È la nel mare o storia che sia che nasce l’uomo dove le acque si fondono e dove la morte rigenera la vita.

Nei gioni seguenti diedi una svolta alla mia vita, io e marta ci allontanammo in breve tempo, divisi oramai nella nostra diversità spirituale.
Riscoprii l’amore per Dio e per il prossimo, cercai nel mondo le persone vere quelle che sanno amare veramente, provai ad illuminare il più possibile le anime che vagavano nel mio piccolo mondo di provincia, qualche volta con successo altre senza risultati ma pur sempre nel rispetto di ogni singolo essere umano.

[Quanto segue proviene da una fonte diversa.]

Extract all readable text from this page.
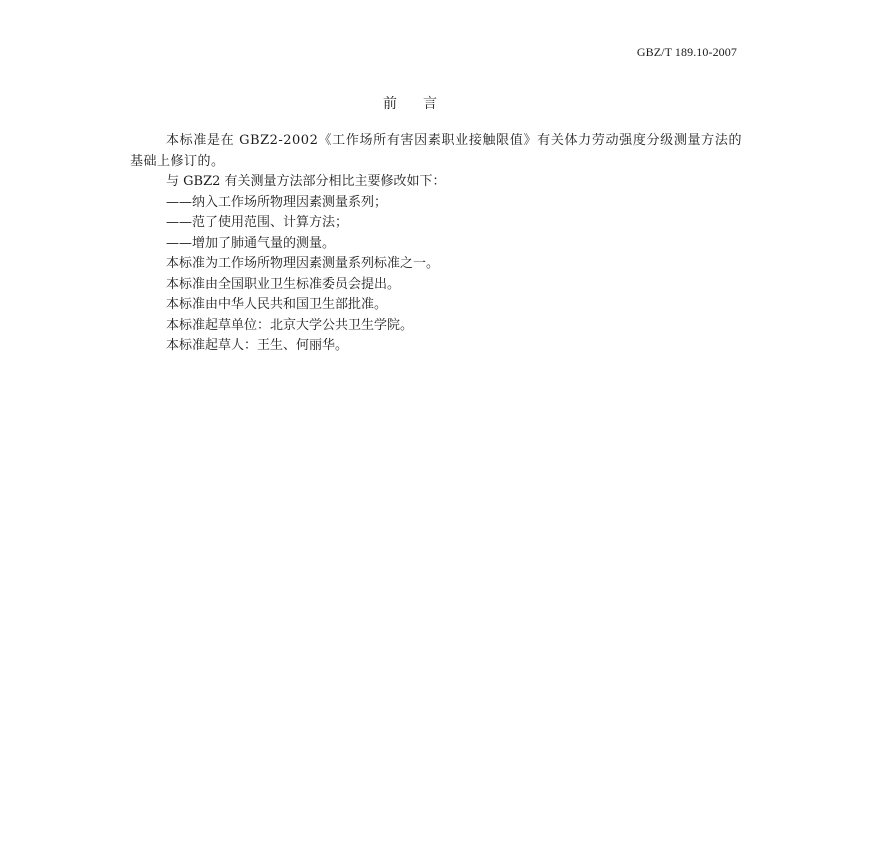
GBZ/T 189.10-2007
前言

本标准是在 GBZ2-2002《工作场所有害因素职业接触限值》有关体力劳动强度分级测量方法的基础上修订的。

与 GBZ2 有关测量方法部分相比主要修改如下：

——纳入工作场所物理因素测量系列；

——范了使用范围、计算方法；

——增加了肺通气量的测量。

本标准为工作场所物理因素测量系列标准之一。

本标准由全国职业卫生标准委员会提出。

本标准由中华人民共和国卫生部批准。

本标准起草单位：北京大学公共卫生学院。

本标准起草人：王生、何丽华。
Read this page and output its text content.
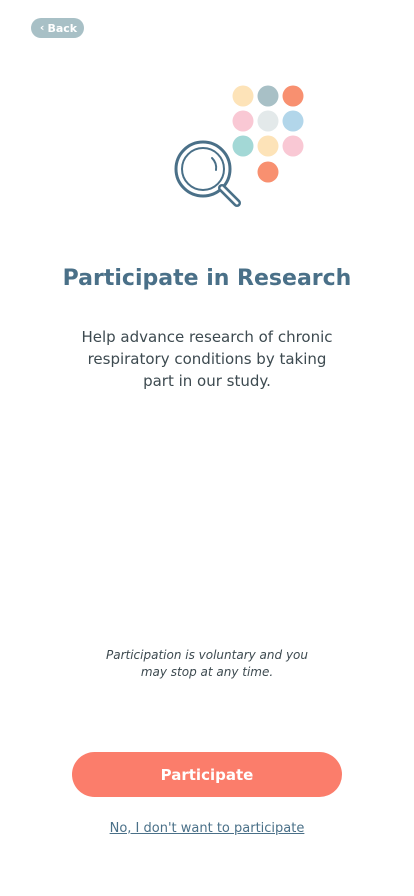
‹ Back
Participate in Research

Help advance research of chronic respiratory conditions by taking part in our study.

Participation is voluntary and you may stop at any time.

Participate
No, I don't want to participate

Trovai l’amore per una donna quando ad ogni movimento delle sue e mie labbra si plasmavano nella mia mente figure danzanti color pastello, tenui nei profili e sinuose nei movimenti, le nostre brevi ma intense risate riportavano al mio udito manifestazioni sonore di gioia provenienti dalla spensierate giornate passate all'aperto quand'ero bambino in piccoli parchi persi nei miei cari e verdi boschi. Il tutto mi si addensava nella mente creando una specie di cortometraggio che mi lasciava con un'espressione sorridente pietrificata sul volto, dove la bocca semichiusa non assorbiva ne emetteva ossigeno per lunghi tratti, come fosse in attesa di un'altro tipo di linfa vitale da bruciare, per generare quella forza necessaria per dissolvermi ed entrare in quelle brevi scene audiovisive, e qui, poter cingere la vita di quelle anime incorporee e danzare all'infinito immerso nel gaio vociare di eterna spensieratezza.